2012 könnte das Jahr des Nein werden
- Nein zum Hunger, der weiterhin alle 5 Sekunden ein kleines Kind tötet.
- Nein zu Kriegen, Aggression und Gewalt, die weiterhin Opfer, die in die 100tausende jährlich gehen, fordern - trotz aller Kommissionen, die sich regelmäßig treffen.
- Nein zur weltweiten Verwicklung in Korruption, geködert vom Gewinn um jeden Preis. Sicherlich trägt Verkauf von Waffen zur Reduzierung von Arbeitslosigkeit bei und unterstützt die Wirtschaft; aber kann man noch glauben, dass mehr Waffen mehr Frieden bedeuten?
- Nein zum überdimensionierten Ego von manchen Managern und Politikern, die glauben, sich alles erlauben zu können und die das System zu ihrem Vorteil missbrauchen, obwohl ihre Aufgabe doch ist, sich in aller Bescheidenheit in den Dienst der Gemeinschaft zu stellen.
- Nein zur Macht eines Systems, das eine bestimmte ökonomische und finanzielle Ordnung auf Kosten der Benachteiligten unterhält.
- Nein zu allen, die sich angewöhnt haben, sich mit einer ungesunden Ordnung abzufinden, in der weder das Leben der Mitmenschen noch der Natur respektiert wird.
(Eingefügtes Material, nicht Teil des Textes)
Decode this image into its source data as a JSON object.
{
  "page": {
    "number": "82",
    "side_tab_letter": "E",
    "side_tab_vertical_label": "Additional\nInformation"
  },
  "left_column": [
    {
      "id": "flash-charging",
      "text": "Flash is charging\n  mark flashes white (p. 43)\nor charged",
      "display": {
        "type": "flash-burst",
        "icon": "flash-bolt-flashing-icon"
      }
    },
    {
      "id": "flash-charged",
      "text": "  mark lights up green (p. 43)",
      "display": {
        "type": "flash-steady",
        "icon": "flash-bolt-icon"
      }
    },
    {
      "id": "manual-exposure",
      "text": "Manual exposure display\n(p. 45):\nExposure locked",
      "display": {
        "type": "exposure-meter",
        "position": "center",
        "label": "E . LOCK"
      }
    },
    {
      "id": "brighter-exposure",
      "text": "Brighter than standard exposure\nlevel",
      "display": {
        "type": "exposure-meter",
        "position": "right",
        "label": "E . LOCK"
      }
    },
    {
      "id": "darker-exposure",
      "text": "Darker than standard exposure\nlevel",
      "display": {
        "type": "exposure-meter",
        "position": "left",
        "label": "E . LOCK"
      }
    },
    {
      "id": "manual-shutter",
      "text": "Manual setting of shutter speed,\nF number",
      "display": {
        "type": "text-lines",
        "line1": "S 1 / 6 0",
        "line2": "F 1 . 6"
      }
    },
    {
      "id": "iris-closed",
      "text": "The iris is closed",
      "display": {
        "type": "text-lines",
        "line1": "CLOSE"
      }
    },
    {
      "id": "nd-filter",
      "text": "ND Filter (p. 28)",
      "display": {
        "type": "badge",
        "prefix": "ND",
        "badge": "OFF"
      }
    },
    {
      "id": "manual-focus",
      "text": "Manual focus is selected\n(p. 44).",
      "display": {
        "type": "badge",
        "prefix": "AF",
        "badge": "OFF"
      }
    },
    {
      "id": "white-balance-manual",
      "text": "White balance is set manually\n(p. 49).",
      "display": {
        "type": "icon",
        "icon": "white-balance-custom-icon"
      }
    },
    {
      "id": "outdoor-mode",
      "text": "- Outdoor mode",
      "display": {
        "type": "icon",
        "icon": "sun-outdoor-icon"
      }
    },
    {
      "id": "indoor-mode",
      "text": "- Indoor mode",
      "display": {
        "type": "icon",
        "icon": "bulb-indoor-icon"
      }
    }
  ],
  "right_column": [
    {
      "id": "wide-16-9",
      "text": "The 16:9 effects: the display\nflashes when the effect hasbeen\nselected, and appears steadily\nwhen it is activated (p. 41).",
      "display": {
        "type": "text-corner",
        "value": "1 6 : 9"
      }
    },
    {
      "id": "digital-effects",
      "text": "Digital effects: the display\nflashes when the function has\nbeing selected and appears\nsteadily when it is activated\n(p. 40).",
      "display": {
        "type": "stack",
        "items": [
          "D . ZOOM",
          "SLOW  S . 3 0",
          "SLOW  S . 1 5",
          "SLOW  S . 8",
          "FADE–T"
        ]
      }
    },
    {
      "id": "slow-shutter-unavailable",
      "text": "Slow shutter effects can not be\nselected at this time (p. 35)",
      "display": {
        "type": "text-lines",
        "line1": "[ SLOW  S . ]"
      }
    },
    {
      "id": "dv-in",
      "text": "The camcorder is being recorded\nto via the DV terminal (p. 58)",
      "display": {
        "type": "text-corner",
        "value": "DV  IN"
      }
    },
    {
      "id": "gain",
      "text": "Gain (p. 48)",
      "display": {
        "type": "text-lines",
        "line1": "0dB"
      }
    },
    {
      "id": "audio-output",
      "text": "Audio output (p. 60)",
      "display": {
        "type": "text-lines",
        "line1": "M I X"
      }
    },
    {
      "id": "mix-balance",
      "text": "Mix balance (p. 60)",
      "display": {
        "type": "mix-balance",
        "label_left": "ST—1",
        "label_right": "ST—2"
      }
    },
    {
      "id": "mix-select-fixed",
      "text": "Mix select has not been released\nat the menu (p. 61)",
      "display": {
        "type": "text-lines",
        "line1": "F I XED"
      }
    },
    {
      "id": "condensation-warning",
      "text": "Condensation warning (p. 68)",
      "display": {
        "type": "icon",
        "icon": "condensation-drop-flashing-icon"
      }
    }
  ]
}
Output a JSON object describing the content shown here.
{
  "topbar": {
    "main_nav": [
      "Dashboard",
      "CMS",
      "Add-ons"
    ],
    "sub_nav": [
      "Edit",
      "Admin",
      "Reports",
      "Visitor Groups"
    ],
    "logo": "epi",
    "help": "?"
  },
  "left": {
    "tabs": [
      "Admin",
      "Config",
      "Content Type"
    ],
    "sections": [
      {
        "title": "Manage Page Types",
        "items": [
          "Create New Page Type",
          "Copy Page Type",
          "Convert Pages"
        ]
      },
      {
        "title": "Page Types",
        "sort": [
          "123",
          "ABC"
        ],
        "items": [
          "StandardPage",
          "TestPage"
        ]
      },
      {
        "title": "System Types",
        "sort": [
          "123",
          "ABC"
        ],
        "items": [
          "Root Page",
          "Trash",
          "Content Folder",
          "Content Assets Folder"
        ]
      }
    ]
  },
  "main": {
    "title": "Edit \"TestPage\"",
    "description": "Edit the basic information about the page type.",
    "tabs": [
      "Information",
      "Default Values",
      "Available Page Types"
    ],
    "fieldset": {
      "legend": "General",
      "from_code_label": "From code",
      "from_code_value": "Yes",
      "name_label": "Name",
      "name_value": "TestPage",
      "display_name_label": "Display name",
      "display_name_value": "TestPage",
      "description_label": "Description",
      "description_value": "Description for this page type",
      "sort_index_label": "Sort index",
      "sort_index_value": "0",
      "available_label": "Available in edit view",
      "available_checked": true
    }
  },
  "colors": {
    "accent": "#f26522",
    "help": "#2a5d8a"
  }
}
Stärken Sie Ihr Bewusstsein
Ernst Bloch hat bereits vor mehr als einem halben Jahrhundert das „vorgelagerte Bewusstsein“, das Berge versetzen kann, heraufbeschworen.
Das Bewusstsein zu stärken, ist der erste Schritt, Probleme zu lösen. Ist nicht auch der Schmerz, den wir hier und da empfinden, nichts anderes als Bewusstmachung?
Es ist immer wieder sinnvoll, sich bewusst zu machen, dass wir nur ein Leben und eine Gesundheit haben. Dieses Bewusstsein über die Einzigartigkeit des Lebens ist fundamental. Was könnte wichtiger sein?
Wenn erst einmal das individuelle Bewusstsein geschaffen ist, dann ist es sinnvoll, sich darüber bewusst zu werden, dass die Menschheit und ihre 7 Milliarden Individuen eine untrennbare Einheit sind. Wir können nicht unsensibel gegenüber den Ereignissen auf der Welt bleiben. Nicht allein aus moralischen oder religiösen Gründen, sondern weil wir -heute mehr als gestern- verstehen, dass, wenn die Natur in Südamerika nicht respektiert wird, das zum Beispiel über kurz oder lang Konsequenzen in Europa haben kann. Können die Ereignisse in Syrien uns gleichgültig lassen?
Hat nicht die politisch-ökonomische Krise in Griechenland die Macht, ganz Europa anzustecken?
Schmerzen in den Füßen können den Menschen bis zum Kopf belasten.
Es scheint immer offensichtlicher zu werden, dass die Ungerechtigkeiten und Ungleichheiten auf der Welt von den Menschen geschaffen sind. Die meisten Notlagen wurden von Menschen verursacht und zur Zeit scheint ein ehrlicher, politischer Wille zur Veränderung zu fehlen. Wie lange kann das noch dauern?